Lazar_of_Hilandar

Lazar the Serb

Lazar the Serb

Serbian Orthodox monk and inventor


Lazar (Serbian: Лазар; Russian: Лазарь), also known as Lazar the Serb or Lazar the Hilandarian[a] (fl.1404), was a Serbian Orthodox monk-scribe and horologist who invented and built the first known mechanical public clock in Russia in 1404. The clock, which also struck the hours, was built at the request of Grand Prince Vasily I of Moscow (r.1389–1425). Prior to his arrival in Moscow, Lazar had served as a monk in the Serbian Hilandar monastery at Mount Athos. The clock tower was located in the palace behind the Cathedral of the Annunciation. However, the clock and the church in which it was located have not survived.

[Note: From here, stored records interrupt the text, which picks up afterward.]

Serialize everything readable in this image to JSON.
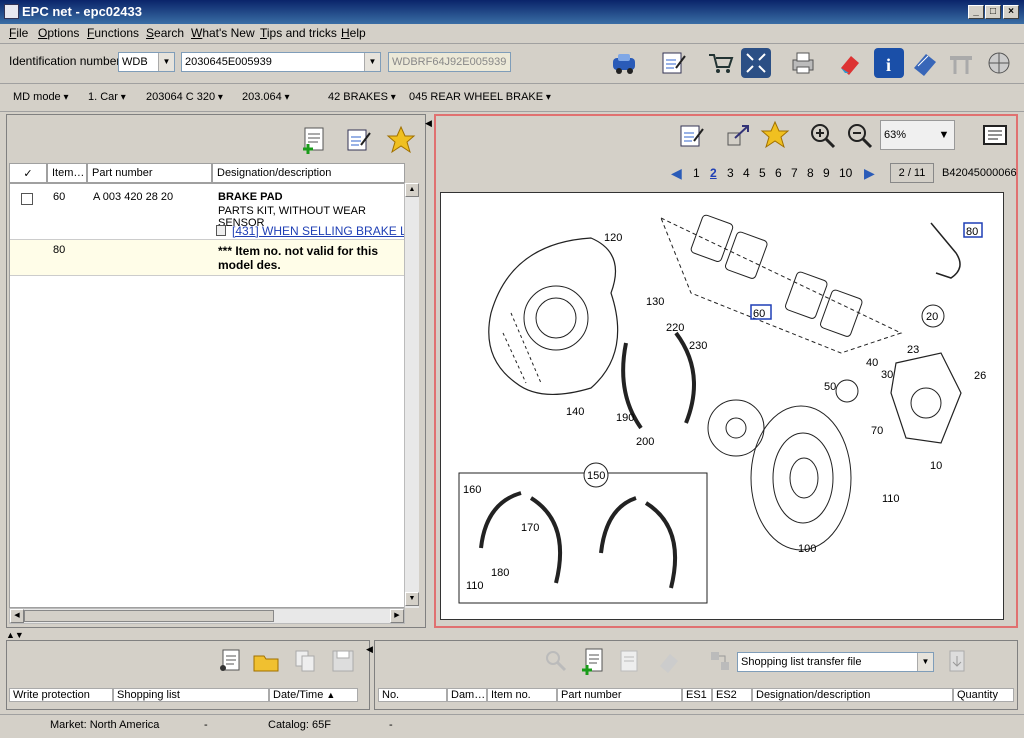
{
  "window": {
    "title": "EPC net - epc02433"
  },
  "menu": [
    "File",
    "Options",
    "Functions",
    "Search",
    "What's New",
    "Tips and tricks",
    "Help"
  ],
  "ident": {
    "label": "Identification number",
    "prefix": "WDB",
    "number": "2030645E005939",
    "vin": "WDBRF64J92E005939"
  },
  "mode": {
    "items": [
      "MD mode",
      "1. Car",
      "203064 C 320",
      "203.064",
      "42 BRAKES",
      "045 REAR WHEEL BRAKE"
    ]
  },
  "parts_table": {
    "headers": [
      "✓",
      "Item…",
      "Part number",
      "Designation/description"
    ],
    "rows": [
      {
        "item": "60",
        "part": "A 003 420 28 20",
        "desc1": "BRAKE PAD",
        "desc2": "PARTS KIT, WITHOUT WEAR SENSOR",
        "footnote": "[431] WHEN SELLING BRAKE L"
      },
      {
        "item": "80",
        "part": "",
        "desc1": "*** Item no. not valid for this model des."
      }
    ]
  },
  "viewer": {
    "zoom": "63%",
    "pages": [
      "1",
      "2",
      "3",
      "4",
      "5",
      "6",
      "7",
      "8",
      "9",
      "10"
    ],
    "active_page": "2",
    "page_of": "2 / 11",
    "image_id": "B42045000066"
  },
  "diagram_labels": {
    "l120": "120",
    "l130": "130",
    "l140": "140",
    "l190": "190",
    "l200": "200",
    "l220": "220",
    "l230": "230",
    "l60": "60",
    "l80": "80",
    "l20": "20",
    "l23": "23",
    "l26": "26",
    "l30": "30",
    "l40": "40",
    "l50": "50",
    "l70": "70",
    "l10": "10",
    "l110": "110",
    "l100": "100",
    "l150": "150",
    "l160": "160",
    "l170": "170",
    "l180": "180"
  },
  "bottom_left": {
    "headers": [
      "Write protection",
      "Shopping list",
      "Date/Time"
    ]
  },
  "bottom_right": {
    "select": "Shopping list transfer file",
    "headers": [
      "No.",
      "Dam…",
      "Item no.",
      "Part number",
      "ES1",
      "ES2",
      "Designation/description",
      "Quantity"
    ]
  },
  "status": {
    "market": "Market: North America",
    "sep1": "-",
    "catalog": "Catalog: 65F",
    "sep2": "-"
  }
}
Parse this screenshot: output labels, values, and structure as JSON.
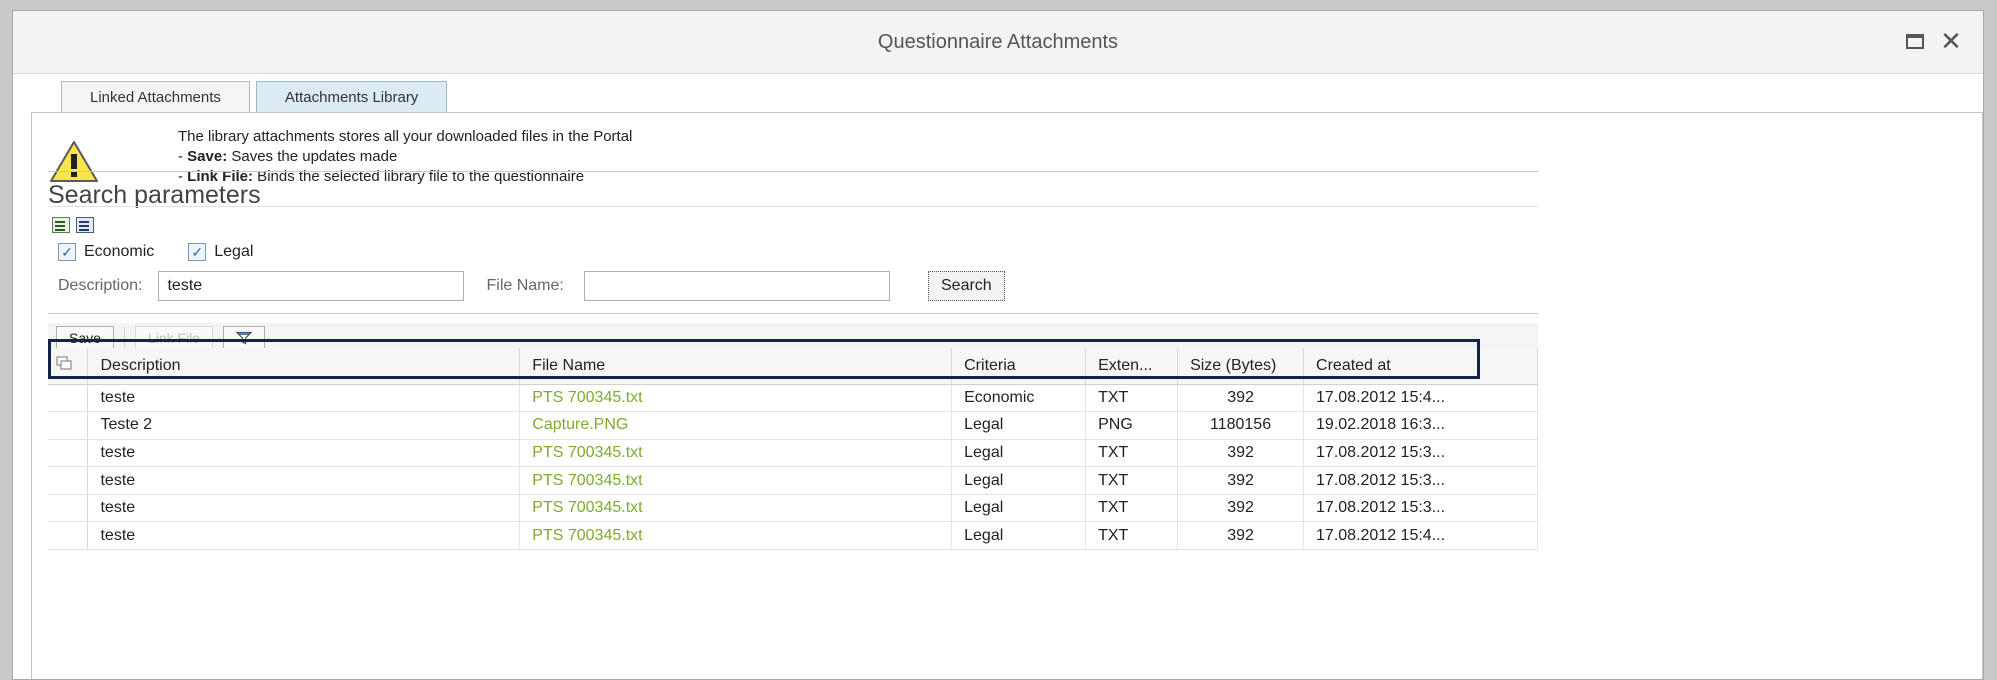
{
  "window": {
    "title": "Questionnaire Attachments"
  },
  "tabs": [
    {
      "label": "Linked Attachments",
      "active": false
    },
    {
      "label": "Attachments Library",
      "active": true
    }
  ],
  "info": {
    "line1": "The library attachments stores all your downloaded files in the Portal",
    "save_label": "Save:",
    "save_desc": " Saves the updates made",
    "link_label": "Link File:",
    "link_desc": " Binds the selected library file to the questionnaire",
    "bullet": "- "
  },
  "search": {
    "title": "Search parameters",
    "checks": [
      {
        "label": "Economic",
        "checked": true
      },
      {
        "label": "Legal",
        "checked": true
      }
    ],
    "description_label": "Description:",
    "description_value": "teste",
    "filename_label": "File Name:",
    "filename_value": "",
    "button": "Search"
  },
  "toolbar": {
    "save": "Save",
    "link_file": "Link File"
  },
  "table": {
    "columns": [
      "Description",
      "File Name",
      "Criteria",
      "Exten...",
      "Size (Bytes)",
      "Created at"
    ],
    "rows": [
      [
        "teste",
        "PTS 700345.txt",
        "Economic",
        "TXT",
        "392",
        "17.08.2012 15:4..."
      ],
      [
        "Teste 2",
        "Capture.PNG",
        "Legal",
        "PNG",
        "1180156",
        "19.02.2018 16:3..."
      ],
      [
        "teste",
        "PTS 700345.txt",
        "Legal",
        "TXT",
        "392",
        "17.08.2012 15:3..."
      ],
      [
        "teste",
        "PTS 700345.txt",
        "Legal",
        "TXT",
        "392",
        "17.08.2012 15:3..."
      ],
      [
        "teste",
        "PTS 700345.txt",
        "Legal",
        "TXT",
        "392",
        "17.08.2012 15:3..."
      ],
      [
        "teste",
        "PTS 700345.txt",
        "Legal",
        "TXT",
        "392",
        "17.08.2012 15:4..."
      ]
    ]
  },
  "colors": {
    "link": "#7cab2e",
    "highlight_border": "#14234a",
    "active_tab": "#dceaf4"
  }
}
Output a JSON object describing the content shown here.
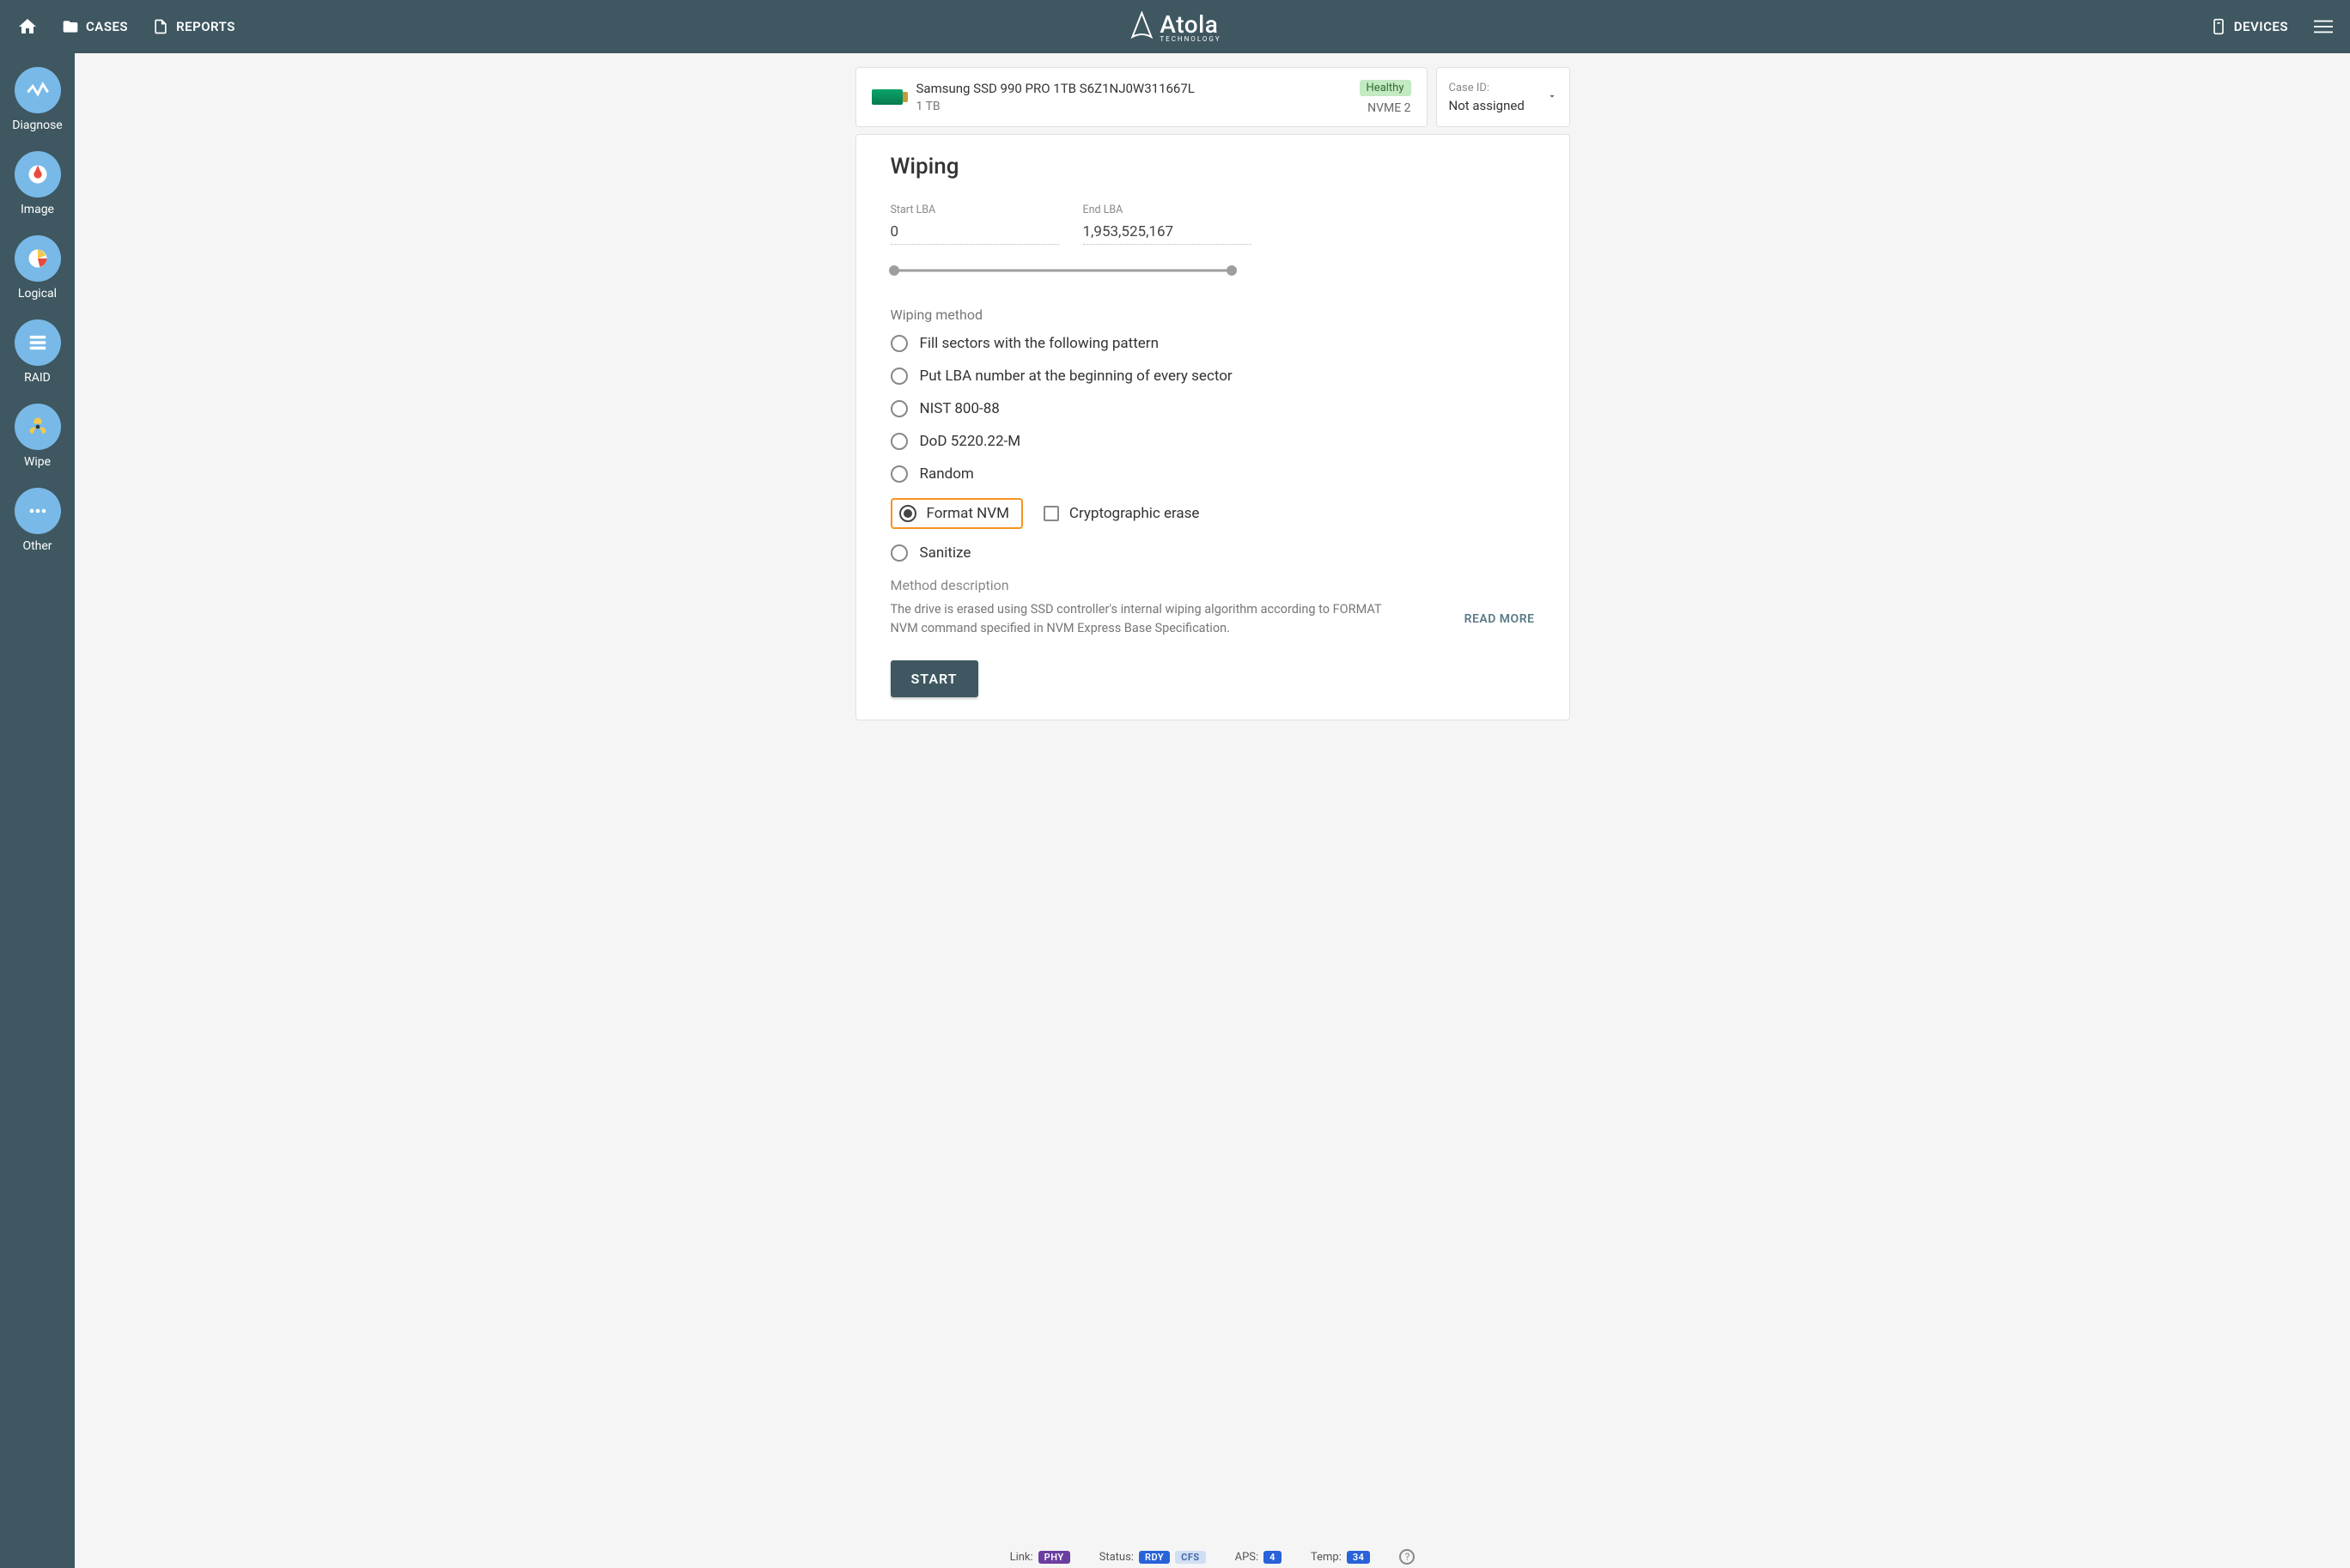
{
  "topbar": {
    "cases": "CASES",
    "reports": "REPORTS",
    "brand": "Atola",
    "brand_sub": "TECHNOLOGY",
    "devices": "DEVICES"
  },
  "sidebar": {
    "items": [
      {
        "label": "Diagnose"
      },
      {
        "label": "Image"
      },
      {
        "label": "Logical"
      },
      {
        "label": "RAID"
      },
      {
        "label": "Wipe"
      },
      {
        "label": "Other"
      }
    ]
  },
  "device": {
    "name": "Samsung SSD 990 PRO 1TB S6Z1NJ0W311667L",
    "size": "1 TB",
    "health": "Healthy",
    "port": "NVME 2"
  },
  "case": {
    "label": "Case ID:",
    "value": "Not assigned"
  },
  "panel": {
    "title": "Wiping",
    "start_lba_label": "Start LBA",
    "start_lba_value": "0",
    "end_lba_label": "End LBA",
    "end_lba_value": "1,953,525,167",
    "method_label": "Wiping method",
    "methods": {
      "fill": "Fill sectors with the following pattern",
      "lba": "Put LBA number at the beginning of every sector",
      "nist": "NIST 800-88",
      "dod": "DoD 5220.22-M",
      "random": "Random",
      "format_nvm": "Format NVM",
      "crypto": "Cryptographic erase",
      "sanitize": "Sanitize"
    },
    "desc_label": "Method description",
    "desc_text": "The drive is erased using SSD controller's internal wiping algorithm according to FORMAT NVM command specified in NVM Express Base Specification.",
    "read_more": "READ MORE",
    "start": "START"
  },
  "footer": {
    "link_label": "Link:",
    "link_badge": "PHY",
    "status_label": "Status:",
    "status_b1": "RDY",
    "status_b2": "CFS",
    "aps_label": "APS:",
    "aps_val": "4",
    "temp_label": "Temp:",
    "temp_val": "34"
  }
}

Quick Facts Born, Died ...

Life

A Serb, Lazar was born in the town of Prizren, in the Serbian Empire. He was a monk with the rank of crnorizac (Serbian: црноризац; Russian: чернец, romanized: chernets) serving at the Serbian Orthodox Hilandar monastery, a centre of Serbian religious and secular culture[1] and "the first Serbian university",[2] located on Mount Athos.[3][4] Lazar likely left Mount Athos as a result of the Rise of the Ottoman Empire.[5][6] Russian chronicles speak of Lazar, newly arrived from Serbia, inventing and building a clock on a tower in the Grand Prince's palace in Moscow behind the Cathedral of the Annunciation at the request of Vasily I, the Grand Prince of Moscow (r. 1389–1425).[4][7][8][9][10] It was the first ever spring-driven (mechanical) clock, or striking clock, in Russia, and also the country's first public clock.[4][8][9][10][11] The clock numbers were written in Church Slavonic.[6] It was among the first ten such advanced clocks in Europe,[12] and was regarded a technical miracle at the time.[6] Clocks in urban towers, or municipal hour signals, did exist earlier in Italy, though it is not known how they indicated the hours. In 1344, Paduan chronicles confirmed an entirely new technology – a clock in a tower at the Paduan palace which automatically struck the hours (24h).[13]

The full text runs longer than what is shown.